The challenges of this approach are that every time we want to build user-facing functionality we have to assess our APIs and work out where the functionality belongs as well as ensuring that we have lightweight data transfer and reliable error handling designed into the application. We also have to double up on some areas of development, writing both the respective Core and Manager parts of the system.


Figure a: The only way to interact with this application is to either be a user, or pretend to be one (for example via screen-scraping).
Figure b: The most common form of API, consisting of a ‘second view’ on the data and functionality of an application. This style of API often exposes a limited subset of the application’s functionality.
Figure c: In an API-driven model the API is the only way to interface with the application.

Hello? Is it me you’re looking for?

Orbital loves APIs, to the extent that the entire project hangs off them working as expected. One thing that Orbital must also do is ensure that it keeps potentially sensitive or confidential data secure during the process of slinging it over the ether. Fortunately, the fact we’re using HTTP as our transport mechanism of choice means that we can leverage something which has proven to be pretty darned reliable thus far: HTTPS!

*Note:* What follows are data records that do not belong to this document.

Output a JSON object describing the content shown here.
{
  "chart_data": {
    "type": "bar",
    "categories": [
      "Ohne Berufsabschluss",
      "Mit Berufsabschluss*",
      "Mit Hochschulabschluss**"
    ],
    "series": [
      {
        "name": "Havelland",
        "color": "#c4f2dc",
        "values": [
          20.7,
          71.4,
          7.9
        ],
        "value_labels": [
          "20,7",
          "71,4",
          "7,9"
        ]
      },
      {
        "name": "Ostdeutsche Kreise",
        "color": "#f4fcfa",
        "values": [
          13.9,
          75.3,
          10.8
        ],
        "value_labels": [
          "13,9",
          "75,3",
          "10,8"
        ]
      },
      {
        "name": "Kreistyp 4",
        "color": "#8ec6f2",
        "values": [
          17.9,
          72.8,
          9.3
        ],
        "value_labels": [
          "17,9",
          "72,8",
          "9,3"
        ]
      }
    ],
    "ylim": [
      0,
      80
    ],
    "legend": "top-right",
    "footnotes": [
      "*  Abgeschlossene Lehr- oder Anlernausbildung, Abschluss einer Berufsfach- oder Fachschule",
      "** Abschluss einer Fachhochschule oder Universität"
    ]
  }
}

The pretty green HTTPS icon in Chrome means that your communication with Orbital is secured.

HTTPS is the secure version of the HTTP standard which drives browsing the web — the ‘green padlock’ which appears on secured websites when you’re browsing. Behind the scenes it’s full of plenty of technological awesomeness including various protocols (SSL and TLS if you’re curious) and complex encryption and certification policies which aim to ensure three things:

  1. Traffic between the client (in most cases your browser) and the server is encrypted, ie it’s useless to anybody who may be able to intercept it.
  2. The connection between the client and the server is secure, ie the only parties who can communicate over that channel are the client and server who initiated it.
  3. The server you’re talking to is verifiably the right one, and not simply pretending in order to intercept data.

Orbital makes use of HTTPS throughout, and offers no option at all for unsecured access. Simply put, this means that all your communication with Orbital is guaranteed to be secure whilst it’s in transit. In fact, we decided to find a tool which can quantifiably express just how secure it is, so we had a look at Qualys. You can view our SSL reports below:

Whilst we always made sure that both aspects of Orbital offered a standard level of security, our initial reports highlighted a few flaws. Our servers were vulnerable to the BEAST attack, and offered some low security ciphers in their list of supported ones. Based on these reports we were able to plug those holes, improving our overall security. We also decided to implement the HSTS draft specification, providing an explicit instruction to browsers that communication with Orbital must always take place over HTTPS with a valid certificate, and any attempts to do otherwise should be blocked as a security risk.

Just a few of the ways we’re making sure that Orbital can be trusted with your sensitive or commercial data.